Il y a 48 heures, les tout nouveaux magistrats ont prêté serment après une formation militaire et un autre pas moins intense à l’institut de formation judiciaire. Un homme a tout de suite fait l’objet de nombreuses publications sur les réseaux sociaux, il s’agit de Cheick Oumar Doumbia.
Si être magistrat au Mali a toujours suscité de la fierté des proches et de la famille, son cas est particulier car il a été dans un passé pas très lointain, un rappeur très engagé connu sous le nom de « Lezy Booza ».

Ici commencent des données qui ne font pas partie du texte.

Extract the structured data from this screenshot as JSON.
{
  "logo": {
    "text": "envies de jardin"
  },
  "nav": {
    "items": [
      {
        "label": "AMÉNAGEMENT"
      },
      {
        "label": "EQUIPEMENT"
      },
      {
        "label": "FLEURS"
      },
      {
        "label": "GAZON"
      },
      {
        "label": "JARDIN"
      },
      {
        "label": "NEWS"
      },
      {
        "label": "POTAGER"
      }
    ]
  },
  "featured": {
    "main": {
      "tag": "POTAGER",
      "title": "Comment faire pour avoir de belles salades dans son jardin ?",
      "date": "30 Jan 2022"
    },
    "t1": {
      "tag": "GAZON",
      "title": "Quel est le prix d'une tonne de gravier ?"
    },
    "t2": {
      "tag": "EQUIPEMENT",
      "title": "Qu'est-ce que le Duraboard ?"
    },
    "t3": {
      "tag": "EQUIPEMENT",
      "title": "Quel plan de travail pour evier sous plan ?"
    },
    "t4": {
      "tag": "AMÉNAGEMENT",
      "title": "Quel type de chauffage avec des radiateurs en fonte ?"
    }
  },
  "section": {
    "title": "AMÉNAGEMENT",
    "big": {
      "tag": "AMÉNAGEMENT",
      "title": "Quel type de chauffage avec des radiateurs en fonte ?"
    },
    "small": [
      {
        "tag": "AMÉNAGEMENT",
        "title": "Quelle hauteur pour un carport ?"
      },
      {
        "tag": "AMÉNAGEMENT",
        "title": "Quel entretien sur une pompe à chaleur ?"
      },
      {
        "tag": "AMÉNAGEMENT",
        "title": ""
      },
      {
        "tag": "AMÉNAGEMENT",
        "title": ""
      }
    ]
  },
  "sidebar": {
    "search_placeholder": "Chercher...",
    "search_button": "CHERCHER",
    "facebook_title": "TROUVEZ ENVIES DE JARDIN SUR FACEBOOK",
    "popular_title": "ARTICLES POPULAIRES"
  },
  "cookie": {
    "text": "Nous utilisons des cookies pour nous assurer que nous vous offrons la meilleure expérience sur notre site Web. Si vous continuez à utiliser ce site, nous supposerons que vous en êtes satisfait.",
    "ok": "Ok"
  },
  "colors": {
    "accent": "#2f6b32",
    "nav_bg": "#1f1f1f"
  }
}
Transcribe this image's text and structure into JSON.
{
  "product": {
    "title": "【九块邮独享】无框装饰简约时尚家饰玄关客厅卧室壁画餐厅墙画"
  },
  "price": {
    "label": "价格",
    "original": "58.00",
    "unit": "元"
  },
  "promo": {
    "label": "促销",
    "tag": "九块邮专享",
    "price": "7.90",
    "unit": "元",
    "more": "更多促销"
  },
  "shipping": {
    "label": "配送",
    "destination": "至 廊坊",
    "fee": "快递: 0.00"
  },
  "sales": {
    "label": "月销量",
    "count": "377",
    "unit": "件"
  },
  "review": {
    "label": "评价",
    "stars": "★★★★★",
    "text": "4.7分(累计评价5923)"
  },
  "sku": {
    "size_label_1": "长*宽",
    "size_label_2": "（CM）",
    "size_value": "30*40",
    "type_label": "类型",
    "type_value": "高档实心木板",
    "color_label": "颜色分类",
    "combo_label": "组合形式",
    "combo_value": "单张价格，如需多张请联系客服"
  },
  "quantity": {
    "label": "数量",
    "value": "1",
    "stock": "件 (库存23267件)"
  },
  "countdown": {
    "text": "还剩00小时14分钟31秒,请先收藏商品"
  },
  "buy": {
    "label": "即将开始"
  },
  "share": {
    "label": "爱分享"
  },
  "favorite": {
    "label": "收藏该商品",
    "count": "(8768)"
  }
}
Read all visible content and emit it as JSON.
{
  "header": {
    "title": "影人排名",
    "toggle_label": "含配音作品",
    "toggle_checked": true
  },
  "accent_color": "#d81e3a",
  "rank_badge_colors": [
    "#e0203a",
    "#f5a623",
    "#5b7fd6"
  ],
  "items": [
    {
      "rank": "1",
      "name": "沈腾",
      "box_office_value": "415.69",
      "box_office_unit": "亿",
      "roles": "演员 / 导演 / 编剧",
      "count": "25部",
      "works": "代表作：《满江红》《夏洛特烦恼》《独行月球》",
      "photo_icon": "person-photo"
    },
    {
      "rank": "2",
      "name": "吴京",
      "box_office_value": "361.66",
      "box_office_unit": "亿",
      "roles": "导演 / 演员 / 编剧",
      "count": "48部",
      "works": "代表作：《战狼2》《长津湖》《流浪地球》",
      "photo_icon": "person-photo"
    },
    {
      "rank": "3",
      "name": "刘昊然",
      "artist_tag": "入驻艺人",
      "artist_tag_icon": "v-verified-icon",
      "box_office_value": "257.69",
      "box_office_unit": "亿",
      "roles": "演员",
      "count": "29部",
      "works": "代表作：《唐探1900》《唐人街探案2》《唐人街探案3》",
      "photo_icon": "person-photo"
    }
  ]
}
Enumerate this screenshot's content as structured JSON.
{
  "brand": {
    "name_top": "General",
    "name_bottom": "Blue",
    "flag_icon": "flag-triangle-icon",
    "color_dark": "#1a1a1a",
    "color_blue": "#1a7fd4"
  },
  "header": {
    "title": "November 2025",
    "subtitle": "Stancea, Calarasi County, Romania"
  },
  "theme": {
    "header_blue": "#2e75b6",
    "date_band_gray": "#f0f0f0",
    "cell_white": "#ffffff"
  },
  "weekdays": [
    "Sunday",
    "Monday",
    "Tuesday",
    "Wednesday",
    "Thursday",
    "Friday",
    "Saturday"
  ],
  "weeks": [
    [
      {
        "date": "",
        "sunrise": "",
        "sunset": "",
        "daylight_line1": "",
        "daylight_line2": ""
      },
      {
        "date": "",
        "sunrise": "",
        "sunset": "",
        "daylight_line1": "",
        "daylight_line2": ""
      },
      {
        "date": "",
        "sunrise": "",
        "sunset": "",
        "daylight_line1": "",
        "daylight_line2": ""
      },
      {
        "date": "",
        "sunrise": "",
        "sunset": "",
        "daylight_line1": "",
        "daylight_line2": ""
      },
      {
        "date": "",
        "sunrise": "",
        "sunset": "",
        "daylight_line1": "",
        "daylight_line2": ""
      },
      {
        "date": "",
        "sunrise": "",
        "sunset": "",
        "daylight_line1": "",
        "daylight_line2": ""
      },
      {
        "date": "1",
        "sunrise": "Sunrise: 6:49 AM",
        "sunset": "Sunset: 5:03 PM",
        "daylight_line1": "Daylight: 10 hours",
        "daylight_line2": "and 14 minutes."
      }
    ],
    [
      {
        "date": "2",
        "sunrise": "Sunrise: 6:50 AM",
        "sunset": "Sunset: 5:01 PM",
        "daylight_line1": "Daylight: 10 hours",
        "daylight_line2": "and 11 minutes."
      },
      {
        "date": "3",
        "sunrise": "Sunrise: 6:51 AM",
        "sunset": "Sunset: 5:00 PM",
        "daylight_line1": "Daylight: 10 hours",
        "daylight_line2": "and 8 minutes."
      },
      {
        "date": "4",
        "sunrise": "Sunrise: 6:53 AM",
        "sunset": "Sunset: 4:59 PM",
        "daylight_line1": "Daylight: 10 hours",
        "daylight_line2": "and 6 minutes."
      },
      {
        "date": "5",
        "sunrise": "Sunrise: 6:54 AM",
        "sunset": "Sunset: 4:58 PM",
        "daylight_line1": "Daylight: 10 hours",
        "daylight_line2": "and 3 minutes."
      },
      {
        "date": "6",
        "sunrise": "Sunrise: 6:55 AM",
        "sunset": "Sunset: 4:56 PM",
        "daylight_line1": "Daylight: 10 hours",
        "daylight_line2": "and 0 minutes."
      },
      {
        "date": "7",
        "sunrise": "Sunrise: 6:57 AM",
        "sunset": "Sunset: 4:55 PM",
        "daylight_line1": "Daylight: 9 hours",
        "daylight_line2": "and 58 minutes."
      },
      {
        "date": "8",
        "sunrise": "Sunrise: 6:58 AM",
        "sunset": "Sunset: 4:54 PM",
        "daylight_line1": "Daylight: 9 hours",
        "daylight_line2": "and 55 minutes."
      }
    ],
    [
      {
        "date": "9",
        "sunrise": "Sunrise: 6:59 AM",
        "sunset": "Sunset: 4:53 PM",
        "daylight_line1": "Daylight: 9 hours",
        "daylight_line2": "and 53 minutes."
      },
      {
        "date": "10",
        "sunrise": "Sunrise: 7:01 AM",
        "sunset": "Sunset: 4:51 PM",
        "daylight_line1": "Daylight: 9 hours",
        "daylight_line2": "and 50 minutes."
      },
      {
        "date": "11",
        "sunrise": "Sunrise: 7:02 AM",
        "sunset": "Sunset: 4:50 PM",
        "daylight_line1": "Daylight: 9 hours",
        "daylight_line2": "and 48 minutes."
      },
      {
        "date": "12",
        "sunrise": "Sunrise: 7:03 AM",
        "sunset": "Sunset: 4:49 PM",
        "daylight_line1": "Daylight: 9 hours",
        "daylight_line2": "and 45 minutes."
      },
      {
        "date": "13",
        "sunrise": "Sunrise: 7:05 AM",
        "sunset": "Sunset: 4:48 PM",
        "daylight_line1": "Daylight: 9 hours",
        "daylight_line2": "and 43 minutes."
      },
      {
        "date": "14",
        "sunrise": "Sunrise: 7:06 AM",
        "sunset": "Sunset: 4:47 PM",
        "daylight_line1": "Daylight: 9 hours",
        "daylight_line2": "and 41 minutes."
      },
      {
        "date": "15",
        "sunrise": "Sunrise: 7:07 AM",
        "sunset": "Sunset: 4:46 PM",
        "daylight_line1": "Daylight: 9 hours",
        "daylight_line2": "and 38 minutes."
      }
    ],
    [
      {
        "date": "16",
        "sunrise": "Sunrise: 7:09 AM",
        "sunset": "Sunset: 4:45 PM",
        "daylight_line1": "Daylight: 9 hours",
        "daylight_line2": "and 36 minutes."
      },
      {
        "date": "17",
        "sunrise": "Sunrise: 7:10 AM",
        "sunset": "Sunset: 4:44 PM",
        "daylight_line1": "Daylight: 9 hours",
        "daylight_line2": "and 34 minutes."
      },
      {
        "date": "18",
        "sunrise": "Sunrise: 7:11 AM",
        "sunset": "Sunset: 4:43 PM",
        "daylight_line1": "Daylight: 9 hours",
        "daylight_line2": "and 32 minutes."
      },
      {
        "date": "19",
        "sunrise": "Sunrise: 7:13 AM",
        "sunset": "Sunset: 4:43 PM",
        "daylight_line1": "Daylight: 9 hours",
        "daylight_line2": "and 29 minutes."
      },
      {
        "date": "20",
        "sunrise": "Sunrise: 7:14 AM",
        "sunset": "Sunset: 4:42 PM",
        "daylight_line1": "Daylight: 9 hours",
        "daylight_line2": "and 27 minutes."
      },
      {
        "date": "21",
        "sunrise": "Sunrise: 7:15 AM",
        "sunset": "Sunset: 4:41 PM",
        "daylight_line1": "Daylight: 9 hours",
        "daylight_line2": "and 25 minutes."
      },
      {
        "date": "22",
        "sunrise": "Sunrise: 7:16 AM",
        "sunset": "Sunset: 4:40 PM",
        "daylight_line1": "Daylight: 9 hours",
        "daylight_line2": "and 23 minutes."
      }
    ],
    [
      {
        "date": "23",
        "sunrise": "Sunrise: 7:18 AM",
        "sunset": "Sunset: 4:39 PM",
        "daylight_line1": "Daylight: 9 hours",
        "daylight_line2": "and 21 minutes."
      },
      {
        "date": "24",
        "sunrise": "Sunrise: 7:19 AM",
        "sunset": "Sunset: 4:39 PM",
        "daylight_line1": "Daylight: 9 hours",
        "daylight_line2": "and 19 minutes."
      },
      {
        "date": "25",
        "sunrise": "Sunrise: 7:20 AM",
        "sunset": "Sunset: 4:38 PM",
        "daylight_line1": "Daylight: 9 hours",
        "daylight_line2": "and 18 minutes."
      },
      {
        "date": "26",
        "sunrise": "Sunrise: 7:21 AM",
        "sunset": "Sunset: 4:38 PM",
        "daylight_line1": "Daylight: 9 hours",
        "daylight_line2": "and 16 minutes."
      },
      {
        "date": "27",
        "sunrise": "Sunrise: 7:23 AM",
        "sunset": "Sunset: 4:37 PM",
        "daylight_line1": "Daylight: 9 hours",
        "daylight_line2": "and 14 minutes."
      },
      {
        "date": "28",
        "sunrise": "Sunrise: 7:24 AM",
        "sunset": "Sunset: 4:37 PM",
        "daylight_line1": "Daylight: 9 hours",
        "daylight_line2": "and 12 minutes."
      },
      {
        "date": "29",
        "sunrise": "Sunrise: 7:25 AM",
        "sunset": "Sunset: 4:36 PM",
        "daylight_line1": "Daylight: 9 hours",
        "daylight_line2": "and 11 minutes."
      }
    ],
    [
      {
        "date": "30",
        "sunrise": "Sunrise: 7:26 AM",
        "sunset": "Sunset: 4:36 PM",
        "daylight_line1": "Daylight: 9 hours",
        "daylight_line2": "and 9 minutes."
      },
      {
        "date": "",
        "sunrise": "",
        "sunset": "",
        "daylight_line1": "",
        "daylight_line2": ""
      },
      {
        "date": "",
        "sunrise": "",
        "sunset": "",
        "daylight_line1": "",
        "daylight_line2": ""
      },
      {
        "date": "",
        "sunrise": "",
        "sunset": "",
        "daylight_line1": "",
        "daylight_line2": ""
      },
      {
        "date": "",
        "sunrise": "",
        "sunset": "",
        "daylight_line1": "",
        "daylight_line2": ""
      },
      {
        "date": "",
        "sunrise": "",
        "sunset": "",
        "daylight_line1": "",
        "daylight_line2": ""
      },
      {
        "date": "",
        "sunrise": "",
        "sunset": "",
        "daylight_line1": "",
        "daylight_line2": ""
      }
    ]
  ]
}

« C’est très rare de voir un rappeur malien se hisser à ce niveau » ce témoignage d’un internaute sous une publication est le sentiment général qui domine après avoir vu le juge Cheick Oumar Doumbia parmi ses confrères.
Ce commentaire est aussi révélateur du faible estime que les gens ont ici pour les rappeurs. Des « regards condescendants » qui ont d’ailleurs selon ses propres mots poussés « Lezy Booza » a tronqué ses casquettes, ses chaines, ses Timberland et autres accessoires bling-bling de rappeur pour ceux moins tape-à-l’œil de l’étudiant studieux en droit à l’Institut des Sciences Politiques, Relations Internationales et Communications (ISPRIC).
Une leçon au monde du RAP malien ?
Cet accomplissement d’un rappeur devenu magistrat est le témoignage qu’être rappeur c’est avoir un certain niveau, de la suite dans les idées pour donner à écouter des textes engagés, de belles tournures, des punchlines, toutes ces choses qui ont contribué à rendre des rappeurs comme Didier Awadi ; Smarty, Booba, Kery James etc incontournables.
Avant d’incarner cet exemple, il le disait déjà dans ses textes entre 2014 et 2015. Dans son titre « 9 millimètre » ou encore « RIP Mali Rap » à l’allure de « procès du Rap malien » il faisait un état des lieux peu reluisant du milieu avec des accointances, des boycotts pour le franc parler et la promotion de la médiocrité au détriment des méritants.
Cette réussite au concours de la magistrature et de celui des greffiers en chef en même temps est certainement une revanche sur ce milieu du Rap où selon lui il était « incompris, détesté pour mon franc parler, abandonné par une jeunesse négativement influencée par des promoteurs de spectacles… »
Justicier avant l’heure
S’il y a bien un registre dans lequel « Lezy Booza » s’était fait connaitre c’est celui du Rap engagé, conscient, appelant la jeunesse à prendre son destin en main et le continent à s’affranchir des chaînes du néocolonialisme.
Dans de nombreux titres il avait dénoncé le basculement lent mais perceptible à l’époque du vrai Rap vers les injures de pères et de mères et tout le laisser aller dans ce milieu qu’il voyait impuissant sombrer dans de nombreuses dérives.
Ce fils de greffière en chef à la retraite (bon sang ne saurait mentir) prête serment à un peu plus d’un mois de l’assassinat d’un autre rappeur, Lord Makhavely.
Il n’est certainement pas « Zorro » même dans sa robe noire, mais Cheick Oumar Doumbia a désormais la chance et la responsabilité de travailler à éradiquer les nombreuses dérives qu’il dénonçait quand il était « Lezy Booza ».